Newcastle strategy to combat alcohol-fuelled violence sets example for state

PRESSURE is mounting on the state government to crack down on alcohol-fuelled violence across NSW, using strategies first implemented in Newcastle.

A series of serious incidents across NSW in recent weeks has led to debate raging across the state over licensing hours and 1am lockouts.

Police are accusing Shaun McNeil of going on a 90-second rampage on New Year's Eve in Kings Cross, assaulting five people including teenager Daniel Christie who had his life support turned off last weekend.

Michael McEwen was only released from hospital last week after being bashed at a Bondi bus stop in the early hours of December 14.

Newcastle Knights player Russell Packer was sentenced to two years jail last week after pleading guilty to assault occasioning actual bodily harm, after a booze-fuelled night in the Sydney CBD.

Kelsy Johnson, 23, was described by doctors as lucky to be alive after suffering bleeding and bruising on the brain from a single-punch attack outside Merewether's Prince of Wales Hotel on December 22.

Last week Lake Macquarie state MP Greg Piper joined the demands for action by calling for a state summit.

He said a summit should involve emergency services, medical and legal staff, the hotel industry, as well as victims' families.
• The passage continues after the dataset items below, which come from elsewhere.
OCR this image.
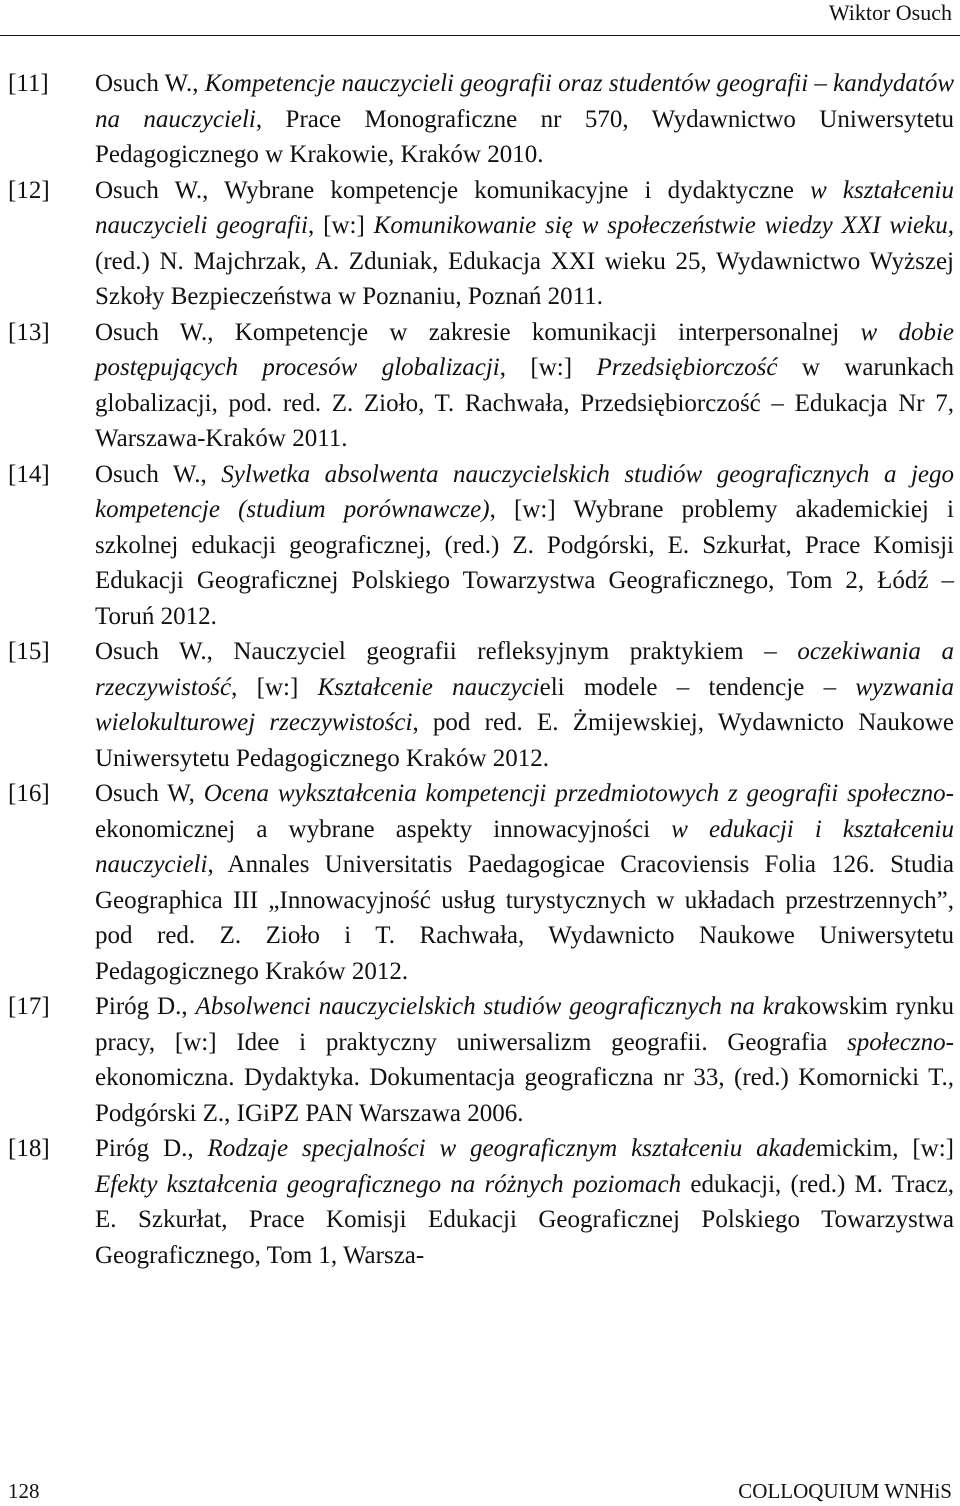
Wiktor Osuch
[11]	Osuch W., Kompetencje nauczycieli geografii oraz studentów geografii – kandydatów na nauczycieli, Prace Monograficzne nr 570, Wydawnictwo Uniwersytetu Pedagogicznego w Krakowie, Kraków 2010.
[12]	Osuch W., Wybrane kompetencje komunikacyjne i dydaktyczne w kształceniu nauczycieli geografii, [w:] Komunikowanie się w społeczeństwie wiedzy XXI wieku, (red.) N. Majchrzak, A. Zduniak, Edukacja XXI wieku 25, Wydawnictwo Wyższej Szkoły Bezpieczeństwa w Poznaniu, Poznań 2011.
[13]	Osuch W., Kompetencje w zakresie komunikacji interpersonalnej w dobie postępujących procesów globalizacji, [w:] Przedsiębiorczość w warunkach globalizacji, pod. red. Z. Zioło, T. Rachwała, Przedsiębiorczość – Edukacja Nr 7, Warszawa-Kraków 2011.
[14]	Osuch W., Sylwetka absolwenta nauczycielskich studiów geograficznych a jego kompetencje (studium porównawcze), [w:] Wybrane problemy akademickiej i szkolnej edukacji geograficznej, (red.) Z. Podgórski, E. Szkurłat, Prace Komisji Edukacji Geograficznej Polskiego Towarzystwa Geograficznego, Tom 2, Łódź – Toruń 2012.
[15]	Osuch W., Nauczyciel geografii refleksyjnym praktykiem – oczekiwania a rzeczywistość, [w:] Kształcenie nauczycieli modele – tendencje – wyzwania wielokulturowej rzeczywistości, pod red. E. Żmijewskiej, Wydawnicto Naukowe Uniwersytetu Pedagogicznego Kraków 2012.
[16]	Osuch W, Ocena wykształcenia kompetencji przedmiotowych z geografii społeczno-ekonomicznej a wybrane aspekty innowacyjności w edukacji i kształceniu nauczycieli, Annales Universitatis Paedagogicae Cracoviensis Folia 126. Studia Geographica III „Innowacyjność usług turystycznych w układach przestrzennych”, pod red. Z. Zioło i T. Rachwała, Wydawnicto Naukowe Uniwersytetu Pedagogicznego Kraków 2012.
[17]	Piróg D., Absolwenci nauczycielskich studiów geograficznych na krakowskim rynku pracy, [w:] Idee i praktyczny uniwersalizm geografii. Geografia społeczno-ekonomiczna. Dydaktyka. Dokumentacja geograficzna nr 33, (red.) Komornicki T., Podgórski Z., IGiPZ PAN Warszawa 2006.
[18]	Piróg D., Rodzaje specjalności w geograficznym kształceniu akademickim, [w:] Efekty kształcenia geograficznego na różnych poziomach edukacji, (red.) M. Tracz, E. Szkurłat, Prace Komisji Edukacji Geograficznej Polskiego Towarzystwa Geograficznego, Tom 1, Warsza-
128	COLLOQUIUM WNHiS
"As a society we need to discuss the issues around access to alcohol and whether restrictions like the Newcastle solution are worth implementing," Mr Piper said.

"It is important to hear from the people at the frontline of this crisis and take politics out of the issue. We need a considered response, not a knee-jerk reaction."

Meanwhile the NSW government has backed calls for "king hit" attacks to instead be referred to as "coward punches".

It is hoped the change in language will help embarrass and shame attackers.